Bayangkan di suatu negara miskin yang sedang mengalami krisis berat, huru-hara dan kelompok militan mengepung masyarakat. Kelompok militan ini punya armada perang besar karena di-backing oleh negara Adidaya yang mau menghancurkan negara tersebut atas dendam masa lalu. Kemudian seorang presiden dari negara miskin tersebut memegang “kunci” final yang akan menentukan nasib seluruh seratus juta masyakaratnya yang disandera oleh negara adidaya tersebut. Dia hanya perlu menjawab singkat “iya/tidak”, jika iya maka dia berbohong. Namun, kebohongannya akan membebaskan seratus juta nyawa masyarakat yang innocent dan unarmed.
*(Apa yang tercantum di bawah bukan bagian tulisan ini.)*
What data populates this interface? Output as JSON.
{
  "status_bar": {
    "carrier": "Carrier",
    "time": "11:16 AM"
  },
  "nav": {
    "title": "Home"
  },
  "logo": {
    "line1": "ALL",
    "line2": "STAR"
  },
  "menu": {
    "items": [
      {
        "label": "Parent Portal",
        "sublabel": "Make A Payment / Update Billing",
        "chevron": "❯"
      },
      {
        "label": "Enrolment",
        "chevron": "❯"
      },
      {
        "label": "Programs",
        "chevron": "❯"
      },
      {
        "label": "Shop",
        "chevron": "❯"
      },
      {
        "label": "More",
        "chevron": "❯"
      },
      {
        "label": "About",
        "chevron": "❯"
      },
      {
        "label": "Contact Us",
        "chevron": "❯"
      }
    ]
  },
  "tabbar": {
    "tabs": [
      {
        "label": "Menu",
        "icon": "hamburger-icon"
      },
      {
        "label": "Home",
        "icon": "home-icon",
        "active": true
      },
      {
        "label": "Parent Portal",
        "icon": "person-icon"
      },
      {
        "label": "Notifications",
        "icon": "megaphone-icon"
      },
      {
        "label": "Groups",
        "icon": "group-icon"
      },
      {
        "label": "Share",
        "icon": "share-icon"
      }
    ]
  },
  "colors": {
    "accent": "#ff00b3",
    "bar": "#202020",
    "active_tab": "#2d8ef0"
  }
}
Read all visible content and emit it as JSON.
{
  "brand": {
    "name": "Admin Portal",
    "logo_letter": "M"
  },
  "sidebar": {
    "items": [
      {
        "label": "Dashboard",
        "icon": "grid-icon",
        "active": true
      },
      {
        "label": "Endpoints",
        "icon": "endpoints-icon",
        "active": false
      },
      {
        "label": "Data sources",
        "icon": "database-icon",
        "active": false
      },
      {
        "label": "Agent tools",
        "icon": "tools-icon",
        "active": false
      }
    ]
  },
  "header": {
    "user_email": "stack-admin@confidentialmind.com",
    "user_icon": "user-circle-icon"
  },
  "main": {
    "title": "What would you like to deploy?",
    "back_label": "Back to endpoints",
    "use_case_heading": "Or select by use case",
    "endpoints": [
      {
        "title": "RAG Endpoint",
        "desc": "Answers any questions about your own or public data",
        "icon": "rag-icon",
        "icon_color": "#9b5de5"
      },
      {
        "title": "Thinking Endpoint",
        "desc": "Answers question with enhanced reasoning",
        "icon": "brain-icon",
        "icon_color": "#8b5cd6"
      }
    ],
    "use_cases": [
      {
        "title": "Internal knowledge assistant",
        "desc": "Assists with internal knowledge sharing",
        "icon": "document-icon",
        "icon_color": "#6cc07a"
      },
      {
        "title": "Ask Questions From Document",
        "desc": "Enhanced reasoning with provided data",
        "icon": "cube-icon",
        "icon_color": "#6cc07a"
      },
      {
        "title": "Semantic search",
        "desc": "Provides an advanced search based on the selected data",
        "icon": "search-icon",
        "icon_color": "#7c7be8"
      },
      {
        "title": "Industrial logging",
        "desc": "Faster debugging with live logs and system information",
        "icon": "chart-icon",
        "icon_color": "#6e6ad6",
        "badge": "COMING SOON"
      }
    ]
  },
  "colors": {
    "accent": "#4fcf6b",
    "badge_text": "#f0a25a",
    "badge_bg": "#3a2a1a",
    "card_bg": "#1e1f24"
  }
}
Namun jika dia menjawab jujur dengan berkata “tidak”, dia jujur namun tidak tak akan menyelamatkan siapa-siapa selain dirinya sendiri. Semua hidup mati ratusan juta rakyatnya bergantung pada ujung lidahnya, sebatas kata ya dan tidak. Jika jujur, semua orang akan mati. Jika berbohong, semua orang akan selamat. Jadi haruskah dia berbohong atau tidak? Jawabannya jelas relatif.
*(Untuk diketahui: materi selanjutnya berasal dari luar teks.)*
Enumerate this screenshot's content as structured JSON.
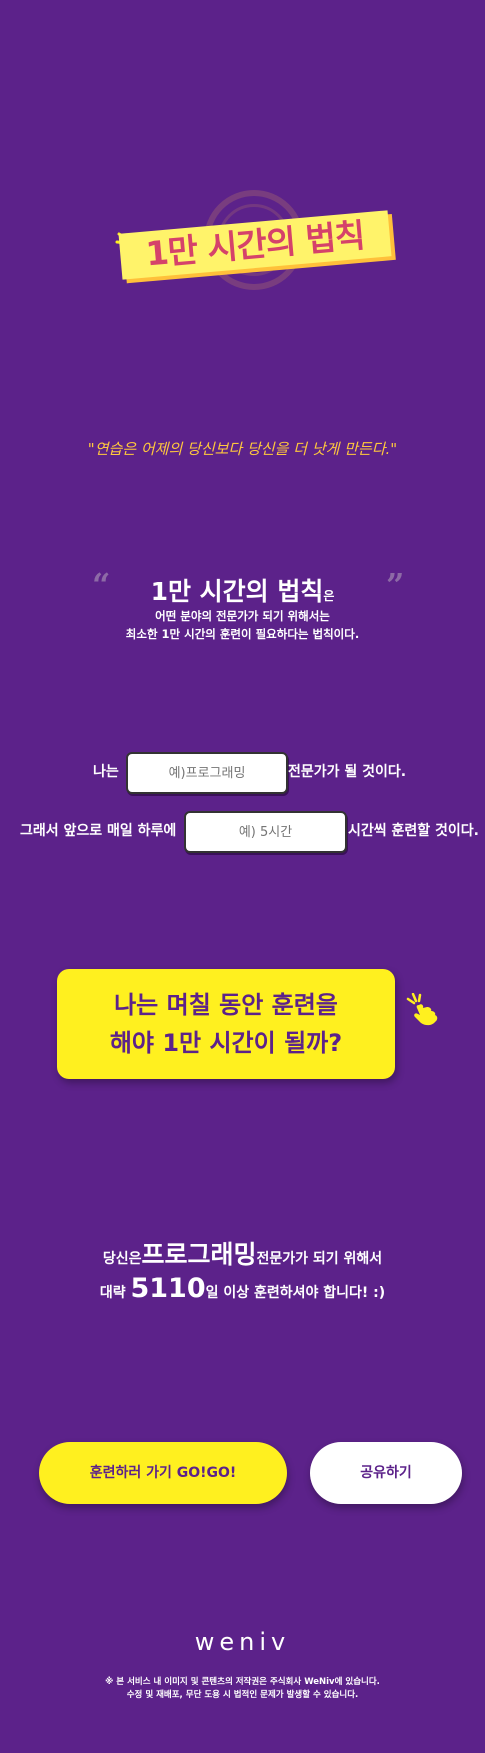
{
  "logo": {
    "title": "1만 시간의 법칙"
  },
  "quote": "\"연습은 어제의 당신보다 당신을 더 낫게 만든다.\"",
  "rule": {
    "open_quote": "“",
    "close_quote": "”",
    "title": "1만 시간의 법칙",
    "title_suffix": "은",
    "desc_line1": "어떤 분야의 전문가가 되기 위해서는",
    "desc_line2": "최소한 1만 시간의 훈련이 필요하다는 법칙이다."
  },
  "form": {
    "row1_prefix": "나는",
    "field_placeholder": "예)프로그래밍",
    "row1_suffix": "전문가가 될 것이다.",
    "row2_prefix": "그래서 앞으로 매일 하루에",
    "time_placeholder": "예) 5시간",
    "row2_suffix": "시간씩 훈련할 것이다."
  },
  "cta": {
    "line1": "나는 며칠 동안 훈련을",
    "line2": "해야 1만 시간이 될까?"
  },
  "result": {
    "prefix": "당신은",
    "field": "프로그래밍",
    "suffix": "전문가가 되기 위해서",
    "approx": "대략",
    "days": "5110",
    "days_suffix": "일 이상 훈련하셔야 합니다! :)"
  },
  "buttons": {
    "go": "훈련하러 가기 GO!GO!",
    "share": "공유하기"
  },
  "footer": {
    "brand": "weniv",
    "copyright_line1": "※ 본 서비스 내 이미지 및 콘텐츠의 저작권은 주식회사 WeNiv에 있습니다.",
    "copyright_line2": "수정 및 재배포, 무단 도용 시 법적인 문제가 발생할 수 있습니다."
  },
  "colors": {
    "background": "#5c228a",
    "accent_yellow": "#fff01f",
    "quote_gold": "#ffc83d",
    "logo_pink": "#d5426a"
  }
}
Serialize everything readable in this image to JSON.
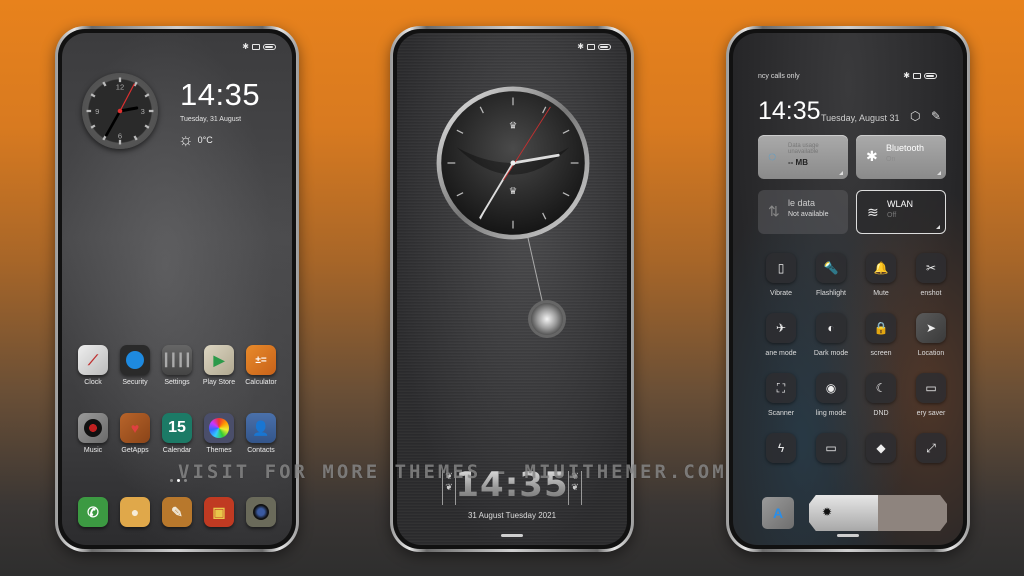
{
  "colors": {
    "background_top": "#e8821c",
    "background_bottom": "#2e2e2e",
    "accent_blue": "#2a8ee8",
    "clock_second_hand": "#e03030"
  },
  "watermark": "VISIT FOR MORE THEMES - MIUITHEMER.COM",
  "home_screen": {
    "status_icons": [
      "bluetooth-icon",
      "sim-icon",
      "battery-icon"
    ],
    "clock_numerals": [
      "12",
      "3",
      "6",
      "9"
    ],
    "time": "14:35",
    "date": "Tuesday, 31 August",
    "weather_icon": "sun-icon",
    "temperature": "0°C",
    "page_indicator": {
      "count": 3,
      "active_index": 1
    },
    "apps_row1": [
      {
        "label": "Clock",
        "icon": "clock-icon",
        "color": "#d8d8d8"
      },
      {
        "label": "Security",
        "icon": "security-icon",
        "color": "#2a2a2a"
      },
      {
        "label": "Settings",
        "icon": "settings-icon",
        "color": "#555555"
      },
      {
        "label": "Play Store",
        "icon": "play-store-icon",
        "color": "#c8c2b0"
      },
      {
        "label": "Calculator",
        "icon": "calculator-icon",
        "color": "#d9731e"
      }
    ],
    "apps_row2": [
      {
        "label": "Music",
        "icon": "music-icon",
        "color": "#8a8a8a"
      },
      {
        "label": "GetApps",
        "icon": "getapps-icon",
        "color": "#a9561e"
      },
      {
        "label": "Calendar",
        "icon": "calendar-icon",
        "color": "#1c7a66",
        "text": "15"
      },
      {
        "label": "Themes",
        "icon": "themes-icon",
        "color": "#4a4e6a"
      },
      {
        "label": "Contacts",
        "icon": "contacts-icon",
        "color": "#3a5f9a"
      }
    ],
    "dock": [
      {
        "icon": "phone-icon",
        "color": "#3c9a42"
      },
      {
        "icon": "messages-icon",
        "color": "#e0a84a"
      },
      {
        "icon": "notes-icon",
        "color": "#b8782c"
      },
      {
        "icon": "gallery-icon",
        "color": "#c03a22"
      },
      {
        "icon": "camera-icon",
        "color": "#6a6a5a"
      }
    ]
  },
  "lock_screen": {
    "status_icons": [
      "bluetooth-icon",
      "sim-icon",
      "battery-icon"
    ],
    "time": "14:35",
    "date": "31 August Tuesday 2021"
  },
  "control_center": {
    "carrier": "ncy calls only",
    "status_icons": [
      "bluetooth-icon",
      "sim-icon",
      "battery-icon"
    ],
    "time": "14:35",
    "date": "Tuesday, August 31",
    "tiles": [
      {
        "title": "Data usage unavailable",
        "sub": "-- MB",
        "icon": "data-usage-icon",
        "state": "on"
      },
      {
        "title": "Bluetooth",
        "sub": "On",
        "icon": "bluetooth-icon",
        "state": "on"
      },
      {
        "title": "le data",
        "sub": "Not available",
        "icon": "mobile-data-icon",
        "state": "unavailable"
      },
      {
        "title": "WLAN",
        "sub": "Off",
        "icon": "wifi-icon",
        "state": "off"
      }
    ],
    "toggles": [
      {
        "label": "Vibrate",
        "icon": "vibrate-icon",
        "glyph": "▯",
        "on": false
      },
      {
        "label": "Flashlight",
        "icon": "flashlight-icon",
        "glyph": "🔦",
        "on": false
      },
      {
        "label": "Mute",
        "icon": "bell-icon",
        "glyph": "🔔",
        "on": false
      },
      {
        "label": "enshot",
        "icon": "screenshot-icon",
        "glyph": "✂",
        "on": false
      },
      {
        "label": "ane mode",
        "icon": "airplane-icon",
        "glyph": "✈",
        "on": false
      },
      {
        "label": "Dark mode",
        "icon": "dark-mode-icon",
        "glyph": "◐",
        "on": false
      },
      {
        "label": "screen",
        "icon": "lock-icon",
        "glyph": "🔒",
        "on": false
      },
      {
        "label": "Location",
        "icon": "location-icon",
        "glyph": "➤",
        "on": true
      },
      {
        "label": "Scanner",
        "icon": "scanner-icon",
        "glyph": "⛶",
        "on": false
      },
      {
        "label": "ling mode",
        "icon": "reading-mode-icon",
        "glyph": "◉",
        "on": false
      },
      {
        "label": "DND",
        "icon": "moon-icon",
        "glyph": "☾",
        "on": false
      },
      {
        "label": "ery saver",
        "icon": "battery-saver-icon",
        "glyph": "▭",
        "on": false
      },
      {
        "label": "",
        "icon": "lightning-icon",
        "glyph": "ϟ",
        "on": false
      },
      {
        "label": "",
        "icon": "cast-icon",
        "glyph": "▭",
        "on": false
      },
      {
        "label": "",
        "icon": "mi-share-icon",
        "glyph": "◆",
        "on": false
      },
      {
        "label": "",
        "icon": "fullscreen-icon",
        "glyph": "⤢",
        "on": false
      }
    ],
    "auto_brightness_label": "A",
    "brightness_level": 0.5
  }
}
Sebagai simpulan, di dunia yang serba relatif ini, maka kembali ke pertanyaan awal, apakah ada yang disebut dengan absolute truth? Yaa saya sendiri tidak bisa memastikan. Tapi kalau pun ada, yang jelas manusia bukanlah letak sumber kebenaran absolute truth karena manusia tidak memenuhi syarat-syaratnya. Ketika absolute truth terdapat pada objek lain, dan manusia berargumen untuk menafsirkan setiap kata, sifat, dan perbuatan yang dikeluarkan oleh objek tersebut maka akan menjadi relatif karena argumen tersebut dikeluarkan oleh manusia. Kita anggap absolute truth dari rasa apel adalah manis, namun
ketika manusia mengucapkan bahwa apel itu manis, maka akan menjadi relatif. Oleh sebab itu, mustahil kebenaran mutlak dimiliki oleh manusia. Dengan sifat manusia yang serba relatif, paling tidak kita harus sadar bahwa setiap pendirian, keputusan, dan perbuatan yang kita lakukan hanyalah kebenaran relatif. Kita terkadang melupakan hal ini dan cenderung lebih suka memutlakkan sesuatu yang relatif.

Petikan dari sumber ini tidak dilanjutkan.